Shimon Litvak sat behind Kurtz on the edge of the double bed. He had taken off his dripping raincoat and dumped it on the floor at his feet. He looked cheated and angry. Becker sat apart from both of them on a dainty bedroom chair, with his own small ring of light around him, much as he had sat in the Athens house. The same aloneness, yet sharing the same close atmosphere of vigilance before the battle.
"The girl knows nothing," Litvak reported indignantly to Kurtz's still back. "She's a half-wit." His voice had risen slightly and had a quaver. "She's Dutch, her name is Larsen, she thinks Yanuka picked her up while she was squatting with a commune in Frankfurt, but she can't be sure because she's had so many men and she forgets. Yanuka took her on a few trips, taught her to shoot his gun all wrong, and lent her to big brother for his rest and recreation. That part she remembers. Even for Khalil's sex-life they used cut-outs, never the same place twice. She found that groovy. Between times she drove cars for them, placed a couple of bombs for them, stole a few passports for them. For friendly. Because she's an anarchist. Because she's a half-wit."

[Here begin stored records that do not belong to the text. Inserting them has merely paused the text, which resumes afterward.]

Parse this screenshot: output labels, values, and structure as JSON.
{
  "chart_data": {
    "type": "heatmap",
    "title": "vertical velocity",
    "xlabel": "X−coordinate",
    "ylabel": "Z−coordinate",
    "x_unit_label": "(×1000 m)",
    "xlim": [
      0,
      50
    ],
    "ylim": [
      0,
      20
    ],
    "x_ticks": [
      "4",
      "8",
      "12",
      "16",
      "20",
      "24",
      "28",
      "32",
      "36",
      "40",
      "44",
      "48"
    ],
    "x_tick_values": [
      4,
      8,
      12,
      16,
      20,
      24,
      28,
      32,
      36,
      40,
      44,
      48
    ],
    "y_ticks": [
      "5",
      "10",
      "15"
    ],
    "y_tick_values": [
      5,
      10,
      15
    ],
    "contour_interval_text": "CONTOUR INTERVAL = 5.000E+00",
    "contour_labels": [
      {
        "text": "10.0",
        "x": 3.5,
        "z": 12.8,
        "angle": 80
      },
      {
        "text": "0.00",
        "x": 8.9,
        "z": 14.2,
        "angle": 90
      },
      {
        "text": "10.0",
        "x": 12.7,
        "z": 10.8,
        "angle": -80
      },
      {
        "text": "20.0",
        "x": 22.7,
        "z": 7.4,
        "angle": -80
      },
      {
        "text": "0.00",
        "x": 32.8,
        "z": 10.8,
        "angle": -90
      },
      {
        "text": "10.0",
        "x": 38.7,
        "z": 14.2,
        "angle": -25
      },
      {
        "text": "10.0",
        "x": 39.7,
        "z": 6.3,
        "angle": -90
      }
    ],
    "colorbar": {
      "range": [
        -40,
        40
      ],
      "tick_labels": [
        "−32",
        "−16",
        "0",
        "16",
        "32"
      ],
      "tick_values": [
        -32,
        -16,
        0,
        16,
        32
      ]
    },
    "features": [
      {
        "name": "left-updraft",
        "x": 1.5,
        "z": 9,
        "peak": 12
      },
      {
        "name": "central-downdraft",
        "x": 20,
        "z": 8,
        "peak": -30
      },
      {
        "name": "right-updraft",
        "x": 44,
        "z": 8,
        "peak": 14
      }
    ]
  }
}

"A comfort girl," said Kurtz thoughtfully, speaking less to Litvak than to his own reflection in the window.
"She admits Godesberg, she half admits Zürich. If we had the time, she'd admit Zürich totally. Antwerp no."
"Leyden?" asked Kurtz. And now there was a knot in Kurtz's voice as well, so that from where Becker sat, it might have sounded as if the two men were suffering from the same minor throat affliction, a clenching of the cords.
"Leyden a solid no," Litvak replied. "No, no, no again. Then still no. She was on holiday with her parents at the time. On Sylt. Where's Sylt?"
"Off the coast of northern Germany," said Becker, but Litvak glared at him as if suspecting an insult.
"She's so damn slow," Litvak complained, talking to Kurtz once more. "She started talking around midday, but by mid-afternoon she was backing away from everything she'd said. ‘No, I never said that. You're lying!' We find the place on the tape, play it to her, still she says it's a forgery, and starts spitting at us. She's stubborn Dutch and she's nuts."
"I understand," said Kurtz.
But Litvak wanted more than understanding. "Hurt her, we raise her anger so she gets more stubborn. Stop hurting her, we give her the strength back, she gets even more stubborn, starts to call us names."
Kurtz turned half the distance, till, if he had been looking at anyone, he would have been looking straight at Becker.
"She bargains," Litvak continued, in the same note of strident complaint. "We're Jews so she bargains. ‘I tell you this much, you keep me alive. Yes? I tell you that much, you let me go. Yes?' " He swung suddenly on Becker. "So what's the hero's way?" he demanded. "I should enchant her maybe? Have her fall in love with me?"
Kurtz was looking at his watch and beyond it. "Whatever she knows, it's already history," he remarked. "Important is only what we do with her. And when." But he spoke as the man who must give the final.answer himself. "How does the fiction play, Gadi?" he asked of Becker.
"It fits," said Becker. He let them wait a moment. "Rossino had the use of her in Vienna for a couple of days, drove her south, delivered her to the car. All true. She drove the car to Munich, met Yanuka. Untrue, but they're the only two people who know it."
Litvak greedily took up the story: "They met in Ottobrunn. That's a village south-east of town. From there they went somewhere and made love. Who cares where? Not everything has to fit a reconstruction. Maybe in the car. She likes it all the time, she says so. But best she likes it with the fighters, as she calls them. Maybe they rented a room somewhere and the proprietor is too scared even to come forward. Gaps like that are normal. The opposition will expect them."
"And tonight?" said Kurtz, with a glance towards the window. "Now?"